Volunteering for twelve months and for the war.--a patriotic letter from a son to his Father.
[From the Atlanta Southern Confederacy.]
The following letter was written by a son, 19 years old, to his father, who, whilst he was willing that his son should volunteer for twelve months, was reluctant to give him up during the war. If you think this letter breathes the right spirit — if you think it will touch, the hearts of other
fathers and of other
sons in the right place, please give it a place in your valuable paper:
The Lester Volunteers are now preparing to start for the seat of war, and I feel it to be my duty to ask your consent before I go. When I volunteered for on year, you seemed perfectly willing; but when I saw you last, you appeared dissatisfied that I had agreed to go during the war. It is needless for me to say anything in regard to the change which the Congress of the Confederate States has made.
Let it suffice to say that I think it is nothing but right, and if I did not, I would be willing to go anyhow.--Nothing can be too hard, no sacrifice too great, when Liberty is at stake.
But a father's love will foresee dangers, and urge a cause.
You point me to the toils, hardships and dangers of a soldier's life.
These I know are great; but is the strong right arm of God too weak to protect, too short to defend me from the vices and crimes which surround the soldier?--the only enemies I fear.
Shall I not trust Him?
but death is almost certain,"’ you respond.
Would you teach me to fear to die in defence of right, of truth and of justice?--Fighting for the land of my birth, for the rights guaranteed to us by the Eternal
God, for the home I love?
I feel that death, in its most horrid and ghastly form, would have no terrors for me. ‘"But perhaps you will not be needed; wait until you are called for again,"’ you reply.
I have heard this advanced often, and have as repeatedly inquired, when will that be?
Will it be when our land is invaded and laid waste with fire and sword; our homes desolated; our loved ones butchered — when the Confederate
flag trails in the dust, our army defeated and disorganized?
No, Father; the first gun that boomed from Fort Sumter
called in thunder tones upon me to rally to the standard of my country, and I burn to answer that call.
But I feel that I cannot go without your consent, for you are my father, and as such you have the right to say whether or not I shall go. I beg you, as you love me, withhold not your consent.
If you refuse, I must obey; but when it is done, life will have lost all charms for me, even if the South
should, by a vigorous campaign, soon end the war by driving from our land the vandals of the North
Oh! call me not back.
Rather immure me in some loathsome dungeon; let me be the cringing vassal of some heartless tyrant; bind, rivet the clanking chains of an ignoble, perpetuated slavery upon me, rather than shower on my head the blessings of a liberty bought by the blood of others.
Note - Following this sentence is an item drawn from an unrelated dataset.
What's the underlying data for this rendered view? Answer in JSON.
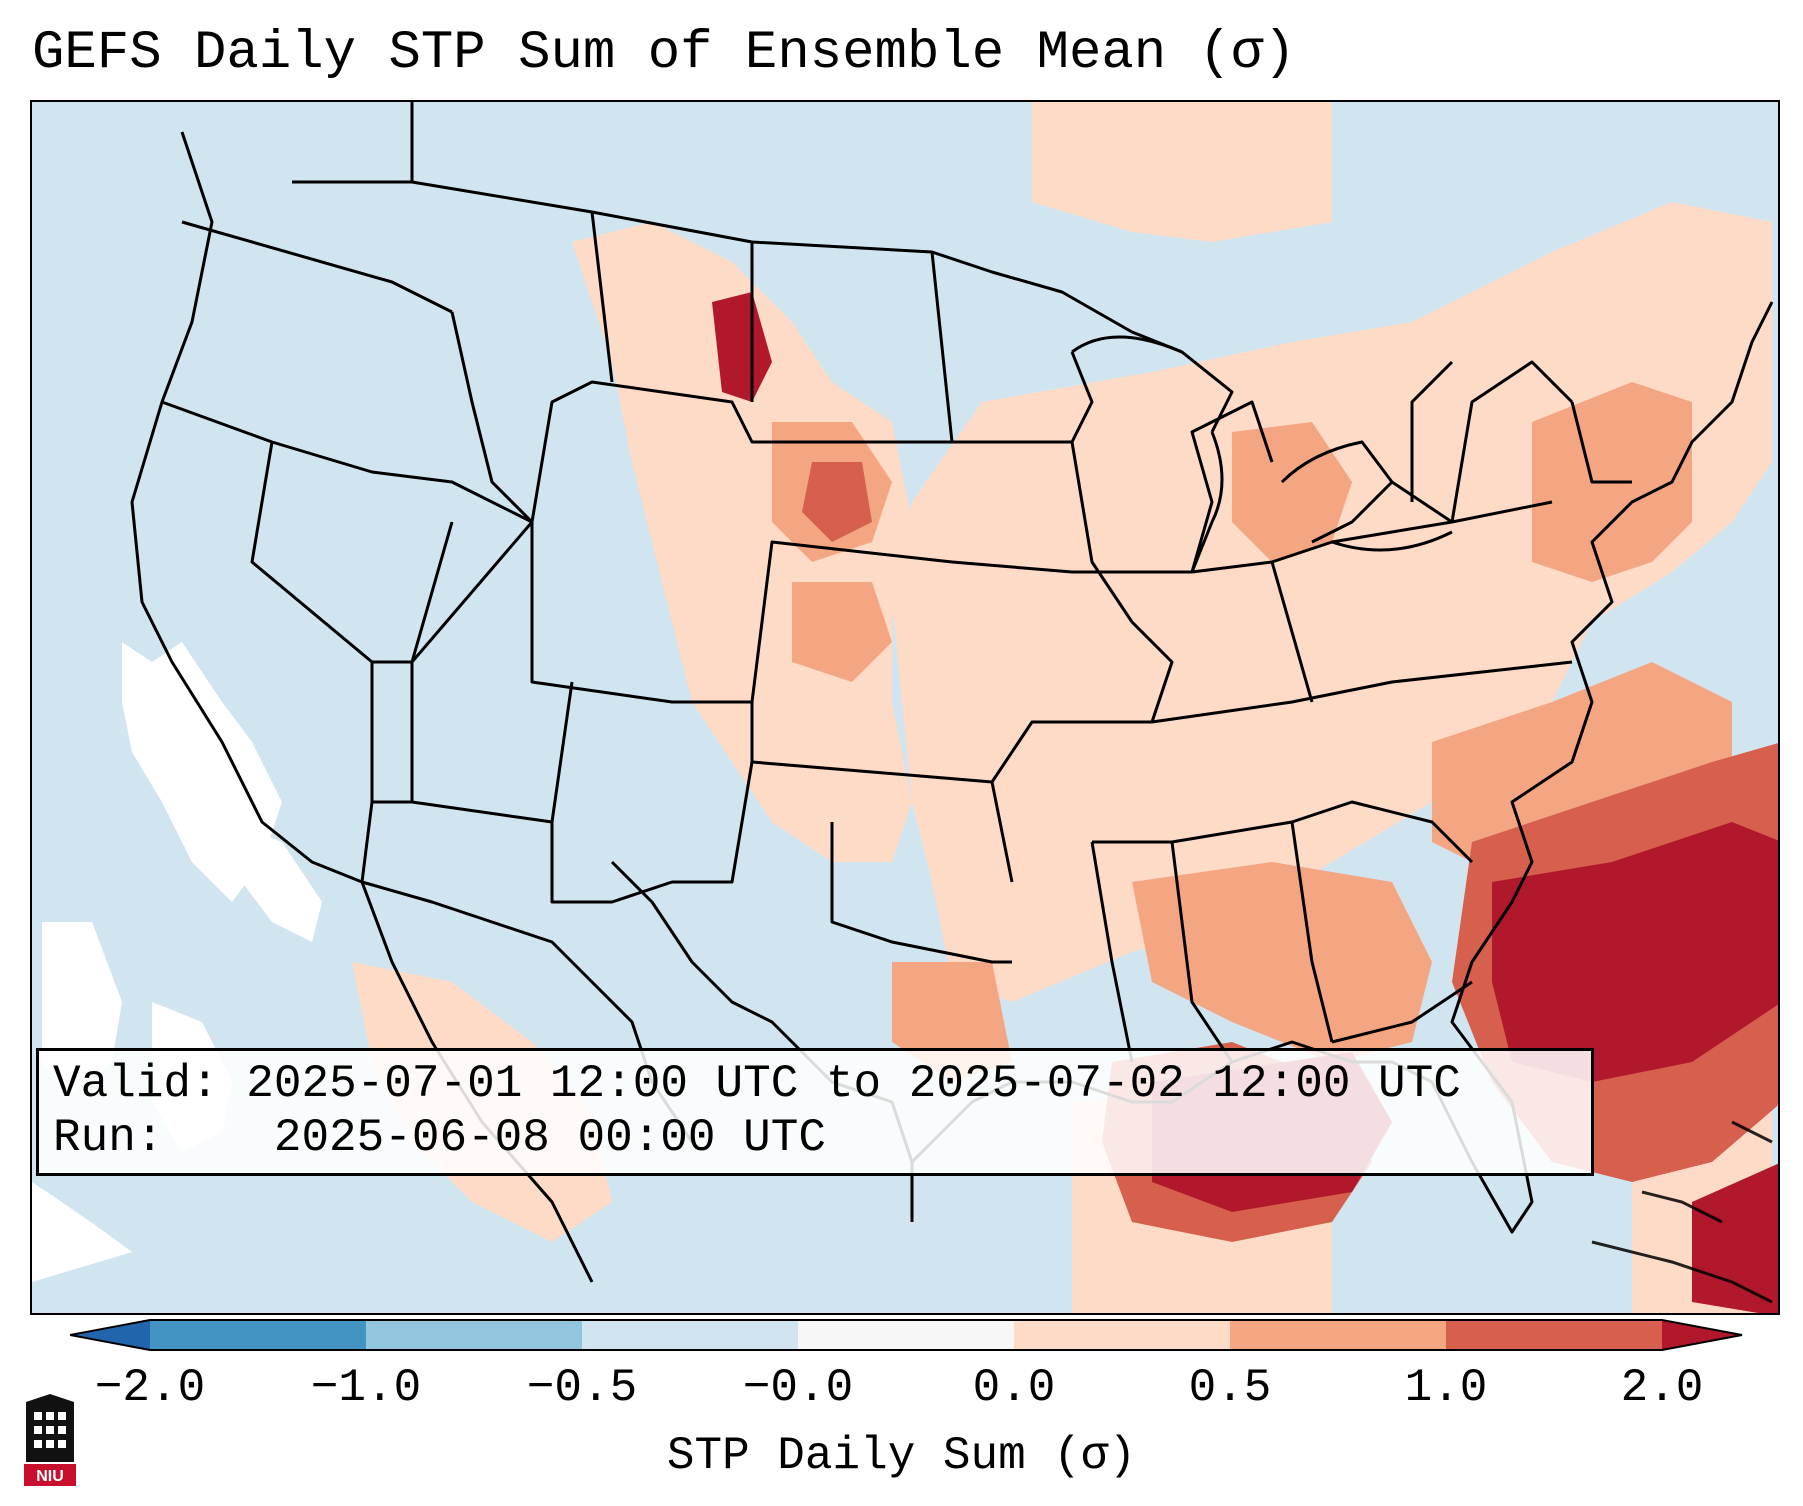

Let me pour out the gushing fountain of my own heart to secure my own rights, and I am content.
I want no liberty but my own,
achieved by my own exertions and purchased by my own blood.
Call me not a blind enthusiast.
Does love of country need a stimulant to call it into action?
Must reason be dethroned that the fires of patriotism may be aroused?
No idle dream of fame, no slavish love of money actuates me. All I ask is to fight for my country.
I want no remuneration.
Give me a few tattered rags to hide my nakedness, a crust to appease the gnawings of hunger, and Liberty, and I am happy.
You want me to continue to my studies.--Do you suppose I can forget a bleeding country and devote my time and attention to the study of the law?
Impossible! I sometimes take up my books, determined to forget everything else, but, soon my mind is wandering over the plains of the Old Dominion, and, in my imagination, I hear the thunder of cannon on our borders, and I see the smoke of battle ascend in dense columns towards Heaven, and books, home, self, are all forgotten, and I long for the hour of departure to arrive.
I know it will wring my heart to bid you perhaps a last farewell.
Were I the only one to regret my leaving, I could go without a sigh; but to see my friends in tears is too much for me. Every day I think of that sad, sad hour, and my heart swells with grief; tears flow unrestrained.
I sit down sometimes in my room, at the lone hour of the night, when all eyes save those of an all seeing God are closed in sleep, sometimes in the depths of the forest beneath the overshadowing branches of some monarch of the woods, and give vent to the long pent-up feelings of my heart.
Do not, however, suppose that this or anything else will keep up from going. "Tell mother to make what clothes she wants me to have.--We expect to start in two or three weeks.
Now, father, let me entreat you, with all the earnestness of my heart, to give your consent willingly, and a father's parting blessing.
I cannot go without them; I cannot live and stay at home.